Similar clashes developed on other issues, such as perspectives for South Africa, and the issue of Stalinism, at a time when the signs were there that not only was it disintegrating but that a return to capitalism, not something previously encountered, could take place in Russia and Eastern Europe. Ted Grant and Alan Woods, because of their incapacity to understand the changed situation, gave critical support to the organisers of the coup in the Soviet Union in 1991. They justified this on the basis that Trotsky had envisaged the position of ‘critical support’ for a section of the bureaucracy. However, the bureaucracy had so degenerated there was no wing, in 1991, which still adhered to the planned economy.
Ironically, as we have seen earlier, one of Ted Grant’s great historical merits was his analysis in the post-1945 situation of the development of the Stalinist states of Eastern Europe under the pressure of Russian Stalinism.
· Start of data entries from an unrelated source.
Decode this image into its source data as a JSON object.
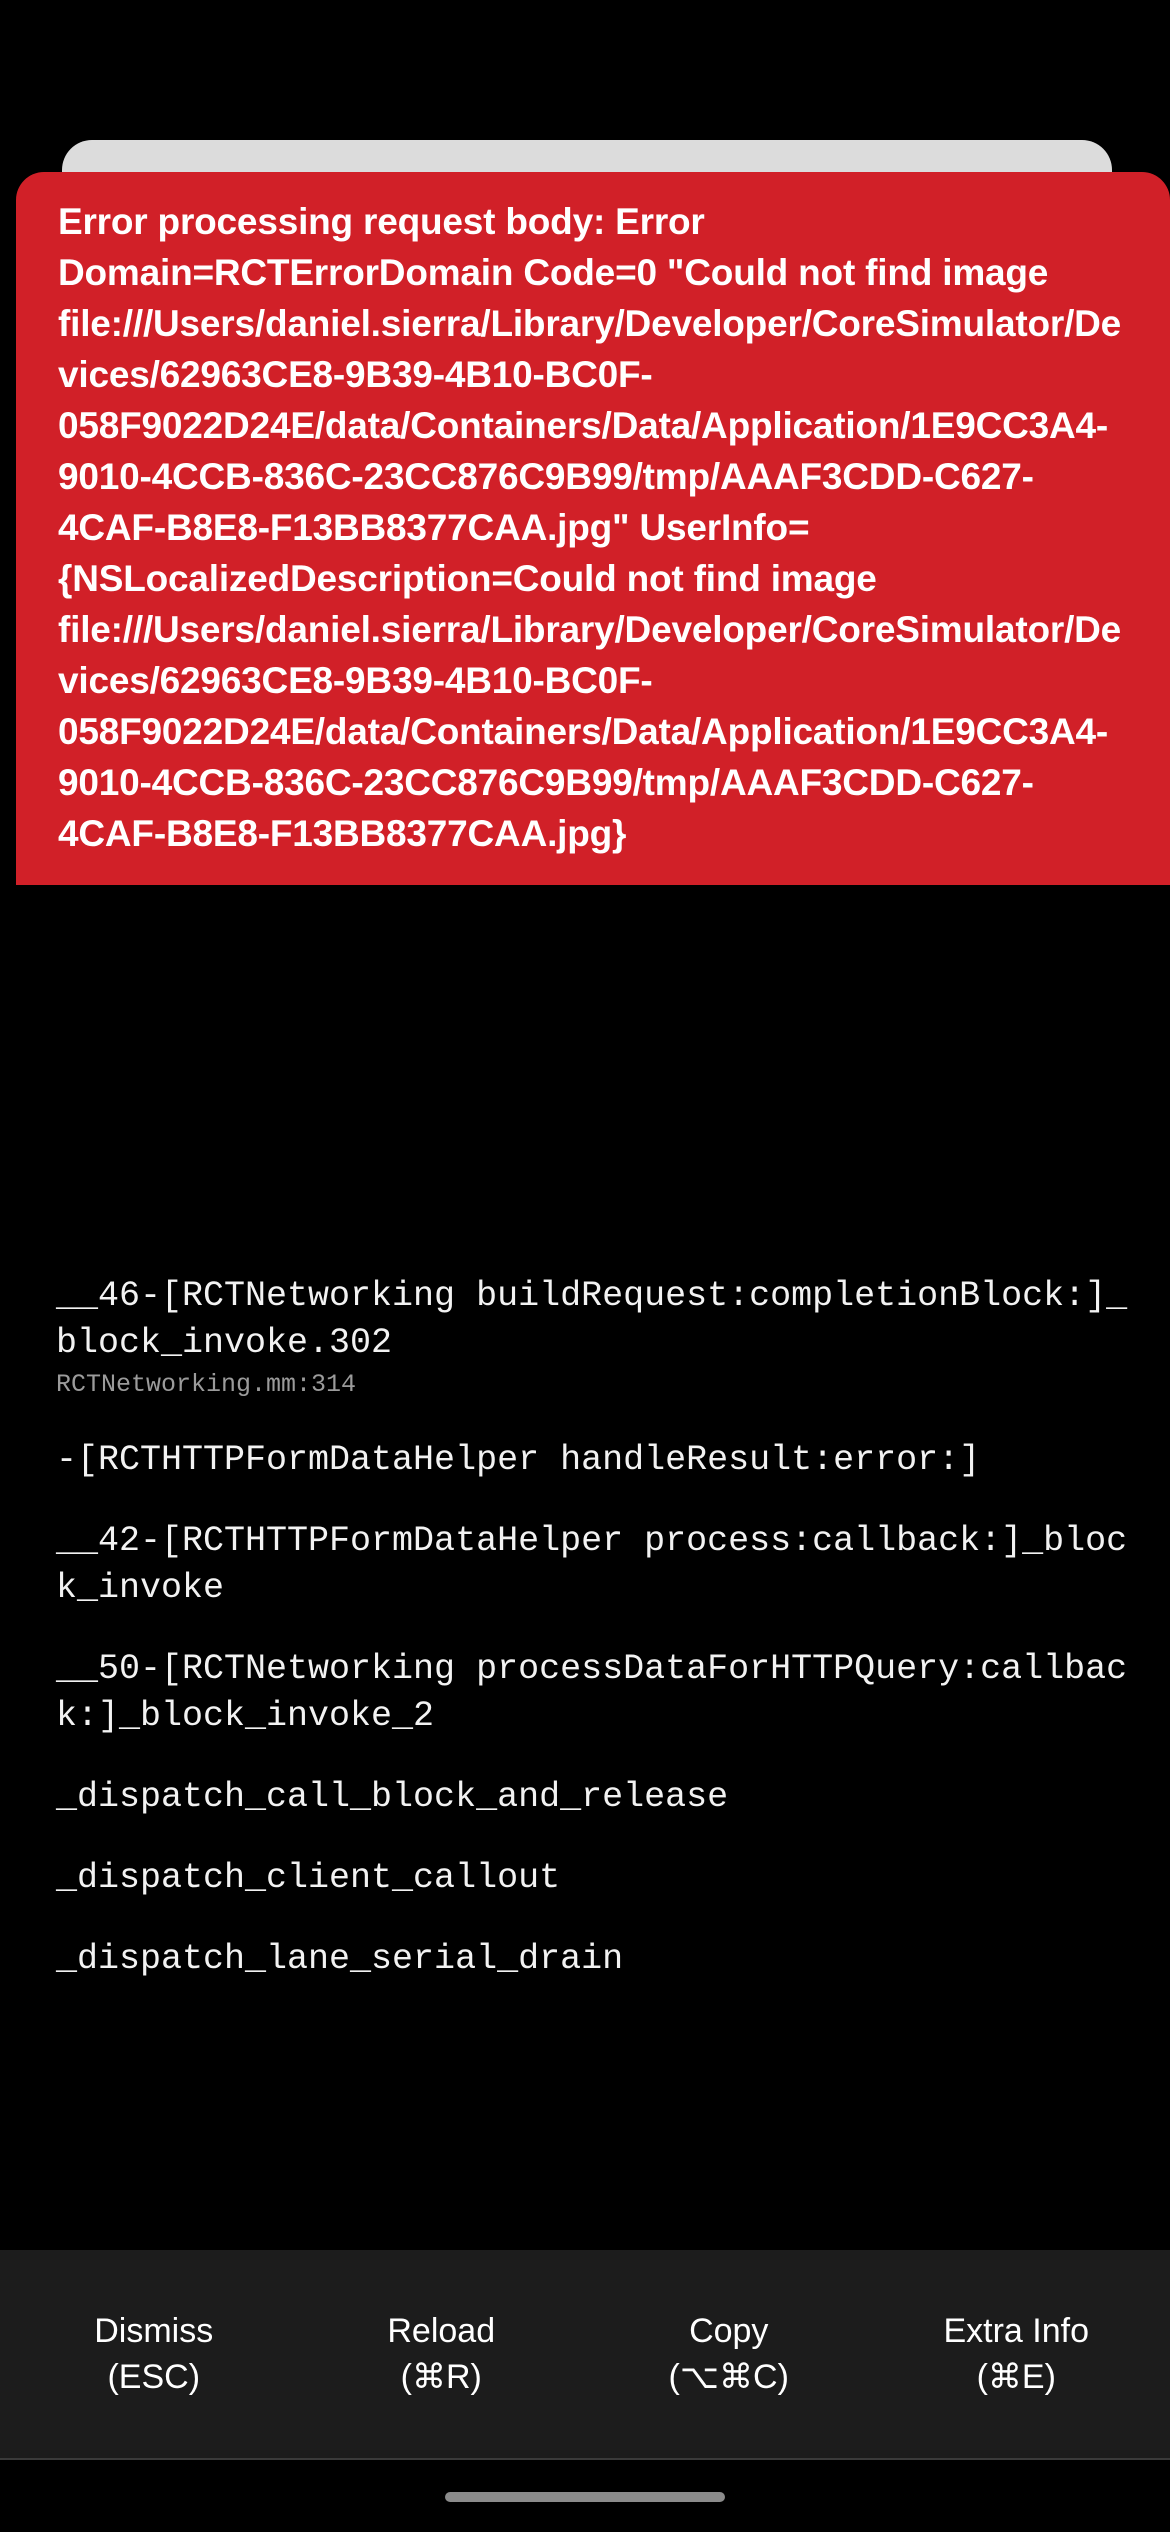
{
  "redbox": {
    "message": "Error processing request body: Error Domain=RCTErrorDomain Code=0 \"Could not find image file:///Users/daniel.sierra/Library/Developer/CoreSimulator/Devices/62963CE8-9B39-4B10-BC0F-058F9022D24E/data/Containers/Data/Application/1E9CC3A4-9010-4CCB-836C-23CC876C9B99/tmp/AAAF3CDD-C627-4CAF-B8E8-F13BB8377CAA.jpg\" UserInfo={NSLocalizedDescription=Could not find image file:///Users/daniel.sierra/Library/Developer/CoreSimulator/Devices/62963CE8-9B39-4B10-BC0F-058F9022D24E/data/Containers/Data/Application/1E9CC3A4-9010-4CCB-836C-23CC876C9B99/tmp/AAAF3CDD-C627-4CAF-B8E8-F13BB8377CAA.jpg}",
    "background_color": "#D12028",
    "text_color": "#FFFFFF"
  },
  "stack": {
    "frames": [
      {
        "title": "__46-[RCTNetworking buildRequest:completionBlock:]_block_invoke.302",
        "source": "RCTNetworking.mm:314"
      },
      {
        "title": "-[RCTHTTPFormDataHelper handleResult:error:]",
        "source": ""
      },
      {
        "title": "__42-[RCTHTTPFormDataHelper process:callback:]_block_invoke",
        "source": ""
      },
      {
        "title": "__50-[RCTNetworking processDataForHTTPQuery:callback:]_block_invoke_2",
        "source": ""
      },
      {
        "title": "_dispatch_call_block_and_release",
        "source": ""
      },
      {
        "title": "_dispatch_client_callout",
        "source": ""
      },
      {
        "title": "_dispatch_lane_serial_drain",
        "source": ""
      }
    ]
  },
  "toolbar": {
    "background_color": "#1C1C1C",
    "buttons": [
      {
        "label": "Dismiss",
        "shortcut": "(ESC)"
      },
      {
        "label": "Reload",
        "shortcut": "(⌘R)"
      },
      {
        "label": "Copy",
        "shortcut": "(⌥⌘C)"
      },
      {
        "label": "Extra Info",
        "shortcut": "(⌘E)"
      }
    ]
  }
}
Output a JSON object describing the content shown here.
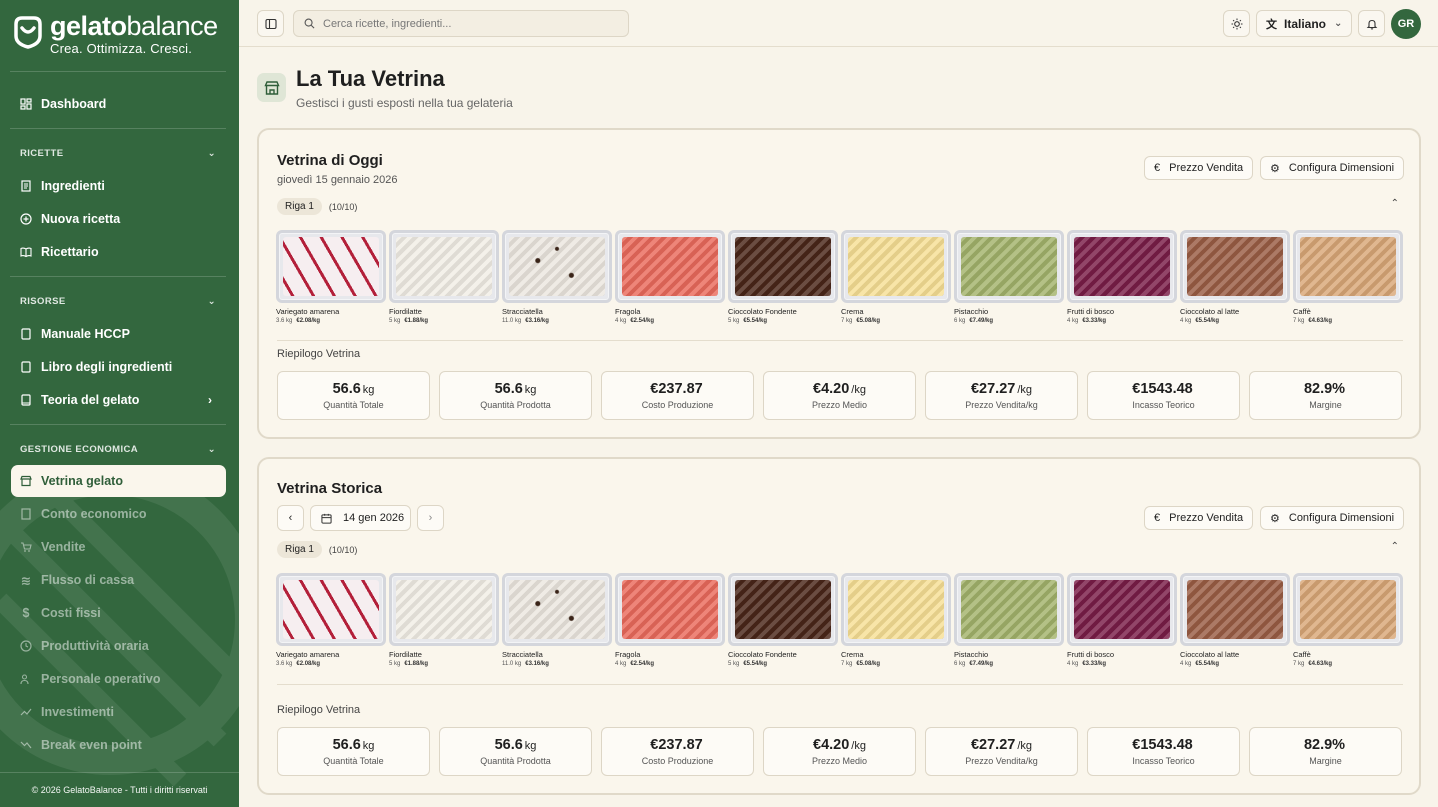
{
  "brand": {
    "name_bold": "gelato",
    "name_light": "balance",
    "tagline": "Crea. Ottimizza. Cresci."
  },
  "sidebar": {
    "dashboard": "Dashboard",
    "sections": {
      "ricette": "RICETTE",
      "risorse": "RISORSE",
      "gestione": "GESTIONE ECONOMICA"
    },
    "ricette_items": [
      "Ingredienti",
      "Nuova ricetta",
      "Ricettario"
    ],
    "risorse_items": [
      "Manuale HCCP",
      "Libro degli ingredienti",
      "Teoria del gelato"
    ],
    "gestione_items": [
      "Vetrina gelato",
      "Conto economico",
      "Vendite",
      "Flusso di cassa",
      "Costi fissi",
      "Produttività oraria",
      "Personale operativo",
      "Investimenti",
      "Break even point"
    ],
    "footer": "© 2026 GelatoBalance - Tutti i diritti riservati"
  },
  "topbar": {
    "search_placeholder": "Cerca ricette, ingredienti...",
    "language": "Italiano",
    "avatar_initials": "GR"
  },
  "page": {
    "title": "La Tua Vetrina",
    "subtitle": "Gestisci i gusti esposti nella tua gelateria"
  },
  "today": {
    "title": "Vetrina di Oggi",
    "date": "giovedì 15 gennaio 2026"
  },
  "historic": {
    "title": "Vetrina Storica",
    "date": "14 gen 2026"
  },
  "actions": {
    "prezzo": "Prezzo Vendita",
    "configura": "Configura Dimensioni"
  },
  "row": {
    "label": "Riga 1",
    "count": "(10/10)"
  },
  "flavors": [
    {
      "name": "Variegato amarena",
      "qty": "3.6 kg",
      "price": "€2.08/kg"
    },
    {
      "name": "Fiordilatte",
      "qty": "5 kg",
      "price": "€1.88/kg"
    },
    {
      "name": "Stracciatella",
      "qty": "11.0 kg",
      "price": "€3.16/kg"
    },
    {
      "name": "Fragola",
      "qty": "4 kg",
      "price": "€2.54/kg"
    },
    {
      "name": "Cioccolato Fondente",
      "qty": "5 kg",
      "price": "€5.54/kg"
    },
    {
      "name": "Crema",
      "qty": "7 kg",
      "price": "€5.08/kg"
    },
    {
      "name": "Pistacchio",
      "qty": "6 kg",
      "price": "€7.49/kg"
    },
    {
      "name": "Frutti di bosco",
      "qty": "4 kg",
      "price": "€3.33/kg"
    },
    {
      "name": "Cioccolato al latte",
      "qty": "4 kg",
      "price": "€5.54/kg"
    },
    {
      "name": "Caffè",
      "qty": "7 kg",
      "price": "€4.63/kg"
    }
  ],
  "summary": {
    "title": "Riepilogo Vetrina",
    "stats": [
      {
        "value": "56.6",
        "unit": "kg",
        "label": "Quantità Totale"
      },
      {
        "value": "56.6",
        "unit": "kg",
        "label": "Quantità Prodotta"
      },
      {
        "value": "€237.87",
        "unit": "",
        "label": "Costo Produzione"
      },
      {
        "value": "€4.20",
        "unit": "/kg",
        "label": "Prezzo Medio"
      },
      {
        "value": "€27.27",
        "unit": "/kg",
        "label": "Prezzo Vendita/kg"
      },
      {
        "value": "€1543.48",
        "unit": "",
        "label": "Incasso Teorico"
      },
      {
        "value": "82.9%",
        "unit": "",
        "label": "Margine"
      }
    ]
  },
  "colors": {
    "sidebar": "#33673e",
    "background": "#f8f4ea",
    "flavor_fills": [
      "#b3203a",
      "#f2eee6",
      "#ece7df",
      "#ea6a5c",
      "#4a2619",
      "#f7df95",
      "#a3b36b",
      "#7a1d48",
      "#9a5d44",
      "#d9a777"
    ]
  }
}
However, he was incapable of recognising the changed reality in these states in the early 1990s. Together with Alan Woods, it was only in the late 1990s (!) that he came to the conclusion that capitalism had indeed returned to Russia.
This was the background to the split of the Ted Grant/Alan Woods group from the ranks of Militant in 1992. He had failed to win support for his ideas, only receiving 7% of the vote at a national congress of Militant supporters. The ostensible basis of the split was the launch of an open organisation in Scotland, which was denounced as a "departure from the work of 40 years".
The ‘tactic’ of work in the Labour Party had, unfortunately, become so ossified in the minds of Grant and Woods that it became a permanent, undeviating ‘strategy’, irrespective of the collapse of the ‘traditional organisations’. Unbelievably, they maintain that socialists and Marxists should still work within the Labour Party because it is still a ‘workers’ party’ at its base!
After the split of 1992, their groups in Britain, and elsewhere, were on the margins of the labour movement. They are not a factor in most of the crucial issues confronting the trade union and labour movement. Alan Woods has become a ‘benevolent adviser’ to Hugo Chávez and, latterly, has also abandoned the perspective of ‘workers’ democracy’ for Cuba. He believes that Fidel Castro is ‘critically’ doing the job of Marxism and Trotskyism in Cuba. This is ostensibly because of Castro’s latest attacks on ‘corruption’, and his intent to mobilise a layer of young people against this. However, while recognising the great gains of the Cuban revolution, if they are to be maintained, it is vital that workers’ democracy is established in Cuba, both for the country and for the wider revolution in Latin America.
So, in marking the death of Ted Grant the new generation of socialists should recognise his great contribution on the level of ideas, in one of the most difficult periods in history for the Marxist movement. At the same time, it is necessary to learn from his mistakes and avoid them if we are to build a movement capable of establishing democratic socialism in Britain and worldwide.